Around the first release, there was noticeable lag as I typed. About a year later, tabbing through find results was just absurdly slow. More recently, opening a multi-megabyte JSON file with syntax highlighting was an inexcusably painful experience.

I really, really want to use and support Atom, but the performance compared to Sublime has just been atrocious (in my experience).


Oh, it's still slow. Pathologically so in some cases. But, so is VS Code. But, Atom's speed has become manageable in recent versions. I rarely find myself unable to work with a big file in Atom. For code, I rarely see files bigger than a few thousand lines (and never produce files that large myself), and Atom handles them OK (not great, but acceptable, given the other benefits of the tool). VS Code is still better, and of course, vim smokes them both. But, there are trade offs, and Atom has a lot of cool features.

I wouldn't use it for really large files, however.
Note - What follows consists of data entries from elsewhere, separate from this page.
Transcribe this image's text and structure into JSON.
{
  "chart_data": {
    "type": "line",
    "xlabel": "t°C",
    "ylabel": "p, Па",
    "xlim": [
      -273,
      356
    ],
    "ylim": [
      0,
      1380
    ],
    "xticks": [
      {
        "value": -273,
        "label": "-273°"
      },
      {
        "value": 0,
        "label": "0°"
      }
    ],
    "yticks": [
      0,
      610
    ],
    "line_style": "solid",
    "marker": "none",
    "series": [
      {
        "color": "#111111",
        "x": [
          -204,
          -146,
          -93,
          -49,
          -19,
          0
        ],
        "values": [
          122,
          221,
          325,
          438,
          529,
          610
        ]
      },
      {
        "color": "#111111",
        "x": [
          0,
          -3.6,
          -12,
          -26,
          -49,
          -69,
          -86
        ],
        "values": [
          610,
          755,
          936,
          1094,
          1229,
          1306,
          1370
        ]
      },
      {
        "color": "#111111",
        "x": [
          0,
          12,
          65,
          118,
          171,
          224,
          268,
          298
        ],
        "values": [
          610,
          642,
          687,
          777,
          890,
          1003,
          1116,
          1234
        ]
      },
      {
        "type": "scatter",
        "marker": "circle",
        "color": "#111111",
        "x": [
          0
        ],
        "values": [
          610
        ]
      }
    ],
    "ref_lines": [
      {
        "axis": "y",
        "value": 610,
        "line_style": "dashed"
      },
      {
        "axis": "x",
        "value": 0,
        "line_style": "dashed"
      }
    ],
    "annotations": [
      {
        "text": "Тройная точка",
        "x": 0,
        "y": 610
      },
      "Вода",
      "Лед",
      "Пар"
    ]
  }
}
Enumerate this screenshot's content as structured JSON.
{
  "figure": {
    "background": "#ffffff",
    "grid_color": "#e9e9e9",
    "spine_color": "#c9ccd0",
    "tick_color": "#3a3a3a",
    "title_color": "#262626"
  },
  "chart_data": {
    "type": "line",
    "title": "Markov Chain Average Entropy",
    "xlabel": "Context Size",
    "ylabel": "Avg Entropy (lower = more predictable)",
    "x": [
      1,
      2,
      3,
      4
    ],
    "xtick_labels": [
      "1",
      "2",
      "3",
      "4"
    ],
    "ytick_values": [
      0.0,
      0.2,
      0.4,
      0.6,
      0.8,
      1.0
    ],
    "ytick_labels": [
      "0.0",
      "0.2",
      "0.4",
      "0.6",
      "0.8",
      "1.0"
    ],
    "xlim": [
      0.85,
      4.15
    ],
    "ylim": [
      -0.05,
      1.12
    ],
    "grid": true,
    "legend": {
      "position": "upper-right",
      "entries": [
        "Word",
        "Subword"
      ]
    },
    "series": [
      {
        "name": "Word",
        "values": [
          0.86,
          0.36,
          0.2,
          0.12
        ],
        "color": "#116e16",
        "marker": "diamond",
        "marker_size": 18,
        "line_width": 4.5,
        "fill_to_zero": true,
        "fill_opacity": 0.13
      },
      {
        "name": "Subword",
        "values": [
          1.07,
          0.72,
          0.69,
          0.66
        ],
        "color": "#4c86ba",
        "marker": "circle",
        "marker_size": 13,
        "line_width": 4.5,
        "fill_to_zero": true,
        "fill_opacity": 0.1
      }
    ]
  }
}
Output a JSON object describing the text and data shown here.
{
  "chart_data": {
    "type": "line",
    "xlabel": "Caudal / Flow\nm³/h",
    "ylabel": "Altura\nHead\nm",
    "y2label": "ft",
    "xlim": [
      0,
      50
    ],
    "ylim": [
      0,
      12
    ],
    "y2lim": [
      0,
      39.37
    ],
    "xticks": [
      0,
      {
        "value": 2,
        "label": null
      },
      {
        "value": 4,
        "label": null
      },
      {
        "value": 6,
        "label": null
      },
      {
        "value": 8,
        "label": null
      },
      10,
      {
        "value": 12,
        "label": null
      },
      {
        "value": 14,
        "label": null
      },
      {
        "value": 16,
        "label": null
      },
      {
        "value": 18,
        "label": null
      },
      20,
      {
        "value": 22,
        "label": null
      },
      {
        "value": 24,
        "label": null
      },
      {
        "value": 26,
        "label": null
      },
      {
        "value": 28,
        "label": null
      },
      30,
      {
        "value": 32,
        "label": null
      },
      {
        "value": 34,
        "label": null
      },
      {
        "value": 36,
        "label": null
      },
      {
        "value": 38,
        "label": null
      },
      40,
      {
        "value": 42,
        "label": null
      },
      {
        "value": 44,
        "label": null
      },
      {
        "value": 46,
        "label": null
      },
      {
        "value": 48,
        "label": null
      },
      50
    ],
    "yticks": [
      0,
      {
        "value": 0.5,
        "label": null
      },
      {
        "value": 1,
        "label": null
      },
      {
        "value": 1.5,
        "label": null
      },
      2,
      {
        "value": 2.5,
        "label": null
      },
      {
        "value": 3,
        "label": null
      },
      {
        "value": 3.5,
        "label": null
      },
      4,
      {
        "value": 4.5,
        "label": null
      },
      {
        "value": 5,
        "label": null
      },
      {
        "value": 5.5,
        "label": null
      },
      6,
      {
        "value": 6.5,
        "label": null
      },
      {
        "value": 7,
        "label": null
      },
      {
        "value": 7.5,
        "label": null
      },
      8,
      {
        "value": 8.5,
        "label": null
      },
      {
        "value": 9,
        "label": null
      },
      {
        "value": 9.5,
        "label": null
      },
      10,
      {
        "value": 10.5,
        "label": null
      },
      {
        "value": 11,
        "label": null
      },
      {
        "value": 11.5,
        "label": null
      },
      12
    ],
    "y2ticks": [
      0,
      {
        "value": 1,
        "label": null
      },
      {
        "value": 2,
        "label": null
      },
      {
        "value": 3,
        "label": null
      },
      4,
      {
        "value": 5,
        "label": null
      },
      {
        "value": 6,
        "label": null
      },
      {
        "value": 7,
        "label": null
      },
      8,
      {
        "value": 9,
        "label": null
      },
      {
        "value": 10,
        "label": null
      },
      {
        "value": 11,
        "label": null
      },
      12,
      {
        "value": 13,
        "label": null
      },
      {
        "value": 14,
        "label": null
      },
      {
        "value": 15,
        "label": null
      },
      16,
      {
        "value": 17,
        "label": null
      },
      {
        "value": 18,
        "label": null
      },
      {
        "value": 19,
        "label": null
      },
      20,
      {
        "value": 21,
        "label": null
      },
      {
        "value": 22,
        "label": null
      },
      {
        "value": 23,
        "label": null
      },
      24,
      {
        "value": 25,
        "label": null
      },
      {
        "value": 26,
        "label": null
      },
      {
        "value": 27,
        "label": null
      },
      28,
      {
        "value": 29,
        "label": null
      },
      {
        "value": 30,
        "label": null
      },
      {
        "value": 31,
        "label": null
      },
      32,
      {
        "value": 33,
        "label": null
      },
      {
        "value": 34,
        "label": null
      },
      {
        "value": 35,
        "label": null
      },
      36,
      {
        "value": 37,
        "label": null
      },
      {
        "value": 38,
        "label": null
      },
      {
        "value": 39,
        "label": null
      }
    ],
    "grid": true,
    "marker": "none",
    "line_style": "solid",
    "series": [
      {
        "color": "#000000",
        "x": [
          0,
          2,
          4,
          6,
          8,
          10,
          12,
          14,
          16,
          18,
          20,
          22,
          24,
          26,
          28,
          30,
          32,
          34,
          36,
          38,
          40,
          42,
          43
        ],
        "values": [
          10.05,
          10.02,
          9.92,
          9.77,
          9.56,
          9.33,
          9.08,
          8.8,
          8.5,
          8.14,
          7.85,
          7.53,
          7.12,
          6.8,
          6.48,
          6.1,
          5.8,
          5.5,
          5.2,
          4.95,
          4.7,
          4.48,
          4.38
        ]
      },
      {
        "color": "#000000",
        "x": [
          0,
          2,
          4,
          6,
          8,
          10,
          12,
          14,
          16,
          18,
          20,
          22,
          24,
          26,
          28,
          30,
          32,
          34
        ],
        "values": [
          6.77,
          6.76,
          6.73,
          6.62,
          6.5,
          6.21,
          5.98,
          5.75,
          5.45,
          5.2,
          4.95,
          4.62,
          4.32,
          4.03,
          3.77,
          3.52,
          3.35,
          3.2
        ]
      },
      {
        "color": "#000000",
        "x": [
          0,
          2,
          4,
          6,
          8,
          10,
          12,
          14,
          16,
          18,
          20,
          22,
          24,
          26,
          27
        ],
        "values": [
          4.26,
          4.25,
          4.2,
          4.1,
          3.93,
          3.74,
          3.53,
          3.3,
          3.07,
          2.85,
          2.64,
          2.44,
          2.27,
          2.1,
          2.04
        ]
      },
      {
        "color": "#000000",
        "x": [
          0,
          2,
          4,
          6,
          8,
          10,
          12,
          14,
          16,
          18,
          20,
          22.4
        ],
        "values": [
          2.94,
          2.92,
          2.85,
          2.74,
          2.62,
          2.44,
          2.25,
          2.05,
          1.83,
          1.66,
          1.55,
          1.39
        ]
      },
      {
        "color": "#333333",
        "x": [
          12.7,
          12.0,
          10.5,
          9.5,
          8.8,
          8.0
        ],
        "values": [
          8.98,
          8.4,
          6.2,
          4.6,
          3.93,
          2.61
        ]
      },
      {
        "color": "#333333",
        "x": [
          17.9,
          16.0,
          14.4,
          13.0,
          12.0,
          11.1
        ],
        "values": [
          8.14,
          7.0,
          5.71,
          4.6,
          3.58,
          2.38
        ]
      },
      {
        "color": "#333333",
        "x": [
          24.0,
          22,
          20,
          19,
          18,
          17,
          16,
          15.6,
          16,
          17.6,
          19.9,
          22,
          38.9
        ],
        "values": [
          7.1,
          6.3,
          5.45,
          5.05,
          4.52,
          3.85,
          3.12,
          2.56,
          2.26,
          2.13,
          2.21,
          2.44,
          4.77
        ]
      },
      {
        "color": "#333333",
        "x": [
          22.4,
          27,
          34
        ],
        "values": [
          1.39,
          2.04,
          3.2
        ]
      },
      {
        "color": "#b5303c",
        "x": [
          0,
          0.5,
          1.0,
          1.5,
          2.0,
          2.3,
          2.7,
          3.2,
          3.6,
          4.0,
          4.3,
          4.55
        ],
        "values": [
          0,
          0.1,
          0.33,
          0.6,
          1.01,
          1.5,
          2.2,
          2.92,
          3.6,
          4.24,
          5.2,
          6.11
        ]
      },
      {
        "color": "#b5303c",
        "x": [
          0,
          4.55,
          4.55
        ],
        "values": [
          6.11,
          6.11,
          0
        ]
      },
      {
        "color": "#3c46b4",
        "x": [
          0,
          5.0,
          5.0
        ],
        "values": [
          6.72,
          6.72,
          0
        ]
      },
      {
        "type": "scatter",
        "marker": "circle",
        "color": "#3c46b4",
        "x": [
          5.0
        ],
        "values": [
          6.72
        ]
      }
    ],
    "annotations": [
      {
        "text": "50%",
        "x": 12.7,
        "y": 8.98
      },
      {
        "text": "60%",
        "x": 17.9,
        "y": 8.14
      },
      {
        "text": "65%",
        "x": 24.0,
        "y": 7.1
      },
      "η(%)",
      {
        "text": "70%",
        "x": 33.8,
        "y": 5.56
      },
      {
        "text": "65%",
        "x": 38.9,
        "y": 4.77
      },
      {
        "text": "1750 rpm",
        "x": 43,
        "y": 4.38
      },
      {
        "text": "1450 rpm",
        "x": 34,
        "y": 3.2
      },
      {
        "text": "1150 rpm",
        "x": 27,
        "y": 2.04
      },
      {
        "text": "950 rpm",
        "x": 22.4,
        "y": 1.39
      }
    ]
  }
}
It really shows its ass in those cases (as the XML file test here shows).


My main issue with Atom.io performance is typing lag, it's kind of my main thing for an editor unfortunately. I love Atom.io otherwise.


I don't notice typing lag, anymore. Just now I opened it up and tried to get ahead of it by slamming flat hands on keyboard, but it kept up fine.

My current performance complaints are: startup time, big files (especially big files with highlighting), selecting large blocks of text (spanning more than a screen), and probably some other things I can't think of right now. Some of the plugins are buggy and prone to screwing up more than just the thing they're supposed to changing, but that's not performance-related. Just immature code that's expected of new-ish projects.